Seine jüngsten Zukäufe rücken Russlands ominösen Ölhändler Timtschenko erstmals in den Vordergrund.
Moskau. Von manchen Leuten gibt es keine Fotos. Oder höchstens ein einziges, das irgendwann einmal an die Öffentlichkeit durchgesickert ist und nie von einem neueren abgelöst wurde. Wie etwa bei Gennadi Timtschenko. In schwarzem Pulli und grau kariertem Sakko sitzt er da, den Kopf nach links gedreht und geheimnisvoll lächelnd. Vom Geheimnis umhüllt ist die ganze Person des russischen Ölhändlers. Heute weiß man immerhin, dass die von ihm gemeinsam mit dem Schweden Torbjorn Tornqvist in der Schweiz geführte „Gunvor“ der weltweit drittgrößte Ölhändler ist, ein Drittel des russischen Öls exportiert und im Jahr schätzungsweise 70 Mrd. Dollar umsetzt. Seit letzter Woche weiß man zusätzlich, dass Timtschenko über seinen kaum bekannten, luxemburgischen Fonds „Volga Resources“ seinen Anteil an der zweitgrößten russischen Gasgesellschaft Novatek um 13,13 Prozentpunkte auf 18,2 Prozent erhöht und dafür, ausgehend vom Marktwert, 1,6 Mrd. Dollar zahlen dürfte. Damit hält er fast gleich viel an Novatek wie Gazprom.

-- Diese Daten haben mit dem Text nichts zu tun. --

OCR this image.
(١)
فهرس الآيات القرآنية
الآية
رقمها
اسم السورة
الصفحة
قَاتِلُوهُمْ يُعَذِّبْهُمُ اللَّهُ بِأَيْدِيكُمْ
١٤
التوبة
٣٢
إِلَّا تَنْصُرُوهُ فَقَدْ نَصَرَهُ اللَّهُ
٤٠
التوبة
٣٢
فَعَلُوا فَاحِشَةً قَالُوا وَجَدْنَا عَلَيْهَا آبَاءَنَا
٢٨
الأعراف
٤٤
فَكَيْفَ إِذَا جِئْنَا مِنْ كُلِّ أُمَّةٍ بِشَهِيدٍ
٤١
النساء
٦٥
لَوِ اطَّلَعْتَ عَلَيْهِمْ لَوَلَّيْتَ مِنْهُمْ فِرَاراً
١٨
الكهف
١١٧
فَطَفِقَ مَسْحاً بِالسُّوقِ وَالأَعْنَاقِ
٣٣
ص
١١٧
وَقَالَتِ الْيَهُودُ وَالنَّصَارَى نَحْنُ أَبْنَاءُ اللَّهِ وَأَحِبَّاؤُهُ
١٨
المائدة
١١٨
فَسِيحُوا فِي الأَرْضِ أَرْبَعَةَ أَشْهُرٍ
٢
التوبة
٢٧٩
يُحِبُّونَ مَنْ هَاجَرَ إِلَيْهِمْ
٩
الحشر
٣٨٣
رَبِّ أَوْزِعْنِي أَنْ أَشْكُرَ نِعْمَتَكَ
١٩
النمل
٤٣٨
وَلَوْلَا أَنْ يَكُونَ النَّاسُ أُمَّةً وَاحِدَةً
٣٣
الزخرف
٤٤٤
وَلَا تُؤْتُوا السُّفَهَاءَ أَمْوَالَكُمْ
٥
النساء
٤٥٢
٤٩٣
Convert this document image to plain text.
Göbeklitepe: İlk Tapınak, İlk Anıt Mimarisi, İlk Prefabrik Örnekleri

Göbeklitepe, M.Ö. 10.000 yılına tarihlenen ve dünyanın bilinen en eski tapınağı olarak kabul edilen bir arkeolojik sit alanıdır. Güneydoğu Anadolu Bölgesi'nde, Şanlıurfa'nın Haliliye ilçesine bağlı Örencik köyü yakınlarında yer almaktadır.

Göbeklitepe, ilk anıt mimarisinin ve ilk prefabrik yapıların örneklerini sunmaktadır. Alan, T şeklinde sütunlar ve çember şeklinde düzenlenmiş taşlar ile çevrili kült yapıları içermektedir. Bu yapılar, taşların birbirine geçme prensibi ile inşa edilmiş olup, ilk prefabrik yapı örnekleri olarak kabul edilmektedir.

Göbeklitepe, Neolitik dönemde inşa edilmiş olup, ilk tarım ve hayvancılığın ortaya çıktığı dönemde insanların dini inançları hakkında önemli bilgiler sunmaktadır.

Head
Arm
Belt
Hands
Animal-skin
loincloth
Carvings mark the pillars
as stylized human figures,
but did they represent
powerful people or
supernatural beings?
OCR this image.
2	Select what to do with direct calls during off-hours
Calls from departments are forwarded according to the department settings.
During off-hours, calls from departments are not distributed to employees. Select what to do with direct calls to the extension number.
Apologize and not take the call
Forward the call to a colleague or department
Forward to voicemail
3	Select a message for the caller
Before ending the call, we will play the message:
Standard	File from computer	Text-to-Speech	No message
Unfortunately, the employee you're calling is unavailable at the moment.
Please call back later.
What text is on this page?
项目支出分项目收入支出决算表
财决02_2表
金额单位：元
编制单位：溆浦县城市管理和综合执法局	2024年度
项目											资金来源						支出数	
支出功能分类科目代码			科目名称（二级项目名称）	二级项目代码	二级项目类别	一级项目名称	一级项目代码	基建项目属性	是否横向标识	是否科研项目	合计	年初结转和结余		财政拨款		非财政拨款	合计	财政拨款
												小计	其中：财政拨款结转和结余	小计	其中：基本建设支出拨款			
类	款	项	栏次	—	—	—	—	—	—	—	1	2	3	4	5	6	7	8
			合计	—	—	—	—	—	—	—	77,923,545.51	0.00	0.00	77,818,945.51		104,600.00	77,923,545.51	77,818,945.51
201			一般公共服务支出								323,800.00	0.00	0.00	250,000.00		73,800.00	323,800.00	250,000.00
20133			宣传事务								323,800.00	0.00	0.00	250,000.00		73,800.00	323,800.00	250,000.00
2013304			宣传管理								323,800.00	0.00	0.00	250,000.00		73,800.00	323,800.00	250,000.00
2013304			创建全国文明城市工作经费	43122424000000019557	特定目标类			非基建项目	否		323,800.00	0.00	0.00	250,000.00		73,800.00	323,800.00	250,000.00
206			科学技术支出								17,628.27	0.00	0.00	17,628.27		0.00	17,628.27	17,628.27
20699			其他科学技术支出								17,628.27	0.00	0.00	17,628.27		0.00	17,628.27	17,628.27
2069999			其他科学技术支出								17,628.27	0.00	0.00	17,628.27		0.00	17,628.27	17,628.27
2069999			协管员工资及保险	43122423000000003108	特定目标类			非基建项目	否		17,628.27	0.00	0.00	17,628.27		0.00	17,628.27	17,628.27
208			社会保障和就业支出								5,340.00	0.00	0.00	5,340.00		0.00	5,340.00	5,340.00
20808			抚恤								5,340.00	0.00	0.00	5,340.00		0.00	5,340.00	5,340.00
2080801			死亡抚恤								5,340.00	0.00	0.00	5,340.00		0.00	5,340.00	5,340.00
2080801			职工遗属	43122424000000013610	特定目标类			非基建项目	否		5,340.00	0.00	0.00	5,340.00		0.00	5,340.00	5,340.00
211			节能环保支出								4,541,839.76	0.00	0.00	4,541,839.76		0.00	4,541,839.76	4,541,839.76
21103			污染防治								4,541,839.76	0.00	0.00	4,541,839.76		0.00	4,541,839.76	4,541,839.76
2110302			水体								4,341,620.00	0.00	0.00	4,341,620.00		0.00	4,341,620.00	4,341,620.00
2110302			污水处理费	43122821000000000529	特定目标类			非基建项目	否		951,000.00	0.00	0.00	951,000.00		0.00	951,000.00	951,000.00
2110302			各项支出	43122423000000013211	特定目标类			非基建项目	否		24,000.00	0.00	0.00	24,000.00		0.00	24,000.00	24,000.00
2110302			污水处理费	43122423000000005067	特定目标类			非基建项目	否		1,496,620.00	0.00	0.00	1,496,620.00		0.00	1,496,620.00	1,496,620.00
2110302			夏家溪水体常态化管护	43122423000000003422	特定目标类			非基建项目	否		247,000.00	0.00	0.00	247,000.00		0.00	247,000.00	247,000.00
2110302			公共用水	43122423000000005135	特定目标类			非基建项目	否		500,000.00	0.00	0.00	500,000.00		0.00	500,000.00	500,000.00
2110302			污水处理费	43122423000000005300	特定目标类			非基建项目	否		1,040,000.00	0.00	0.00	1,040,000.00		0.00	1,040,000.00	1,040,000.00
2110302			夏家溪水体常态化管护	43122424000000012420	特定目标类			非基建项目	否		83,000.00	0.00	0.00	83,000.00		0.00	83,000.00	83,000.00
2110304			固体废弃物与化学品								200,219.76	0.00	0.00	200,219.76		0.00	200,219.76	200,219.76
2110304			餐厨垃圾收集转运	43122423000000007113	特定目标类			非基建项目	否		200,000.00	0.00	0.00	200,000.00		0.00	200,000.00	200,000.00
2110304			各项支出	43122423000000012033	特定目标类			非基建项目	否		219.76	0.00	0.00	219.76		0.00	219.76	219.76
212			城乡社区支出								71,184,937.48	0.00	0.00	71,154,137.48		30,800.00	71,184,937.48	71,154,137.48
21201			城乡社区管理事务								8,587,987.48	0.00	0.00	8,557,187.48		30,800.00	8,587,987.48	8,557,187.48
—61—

Und wie nach dem Gesetz der Serie wurde diese Woche bekannt, dass er die Mehrheit an Russlands zweitgrößtem Auftragnehmer zum Bau der Öl- und Gasinfrastruktur, Strojtransgaz, kontrolliert.
Kontaktbörse „Judoklub KGB“
Dass man überhaupt auf den Namen des 56-jährigen Vaters dreier Kinder aufmerksam geworden ist, verdankt sich der russischen Präsidentschaftswahl 2004, als der Kandidat Iwan Rybkin behauptete, Timtschenko würde gemeinsam mit einem zweiten Putin-Freund die Geschäftsinteressen des russischen Präsidenten wahrnehmen.
Hartnäckigen Vermutungen, er habe mit seinem Altersgenossen gemeinsam beim KGB gedient und von Putins politischer Karriere in Petersburg und später in Moskau mächtig profitiert, trat Timtschenko entgegen: „Ich kenne ihn vom Judoklub“, sagte der gelernte Elektroingenieur, der bis 1999 in Petersburg unter anderem vom Ölexport lebte, im Vorjahr: „Wenn ich zum Training kam und er dort war, gaben wir einander die Hand. Jetzt aber habe ich keine Zeit, mich mit ihm zu treffen. Und er wahrscheinlich auch nicht.“ In dem von Timtschenko gegründeten Sportklub „Javara-Neva“ ist Putin Ehrenpräsident; geleitet wird er von Putins Judolehrer Arkadi Rotenberg.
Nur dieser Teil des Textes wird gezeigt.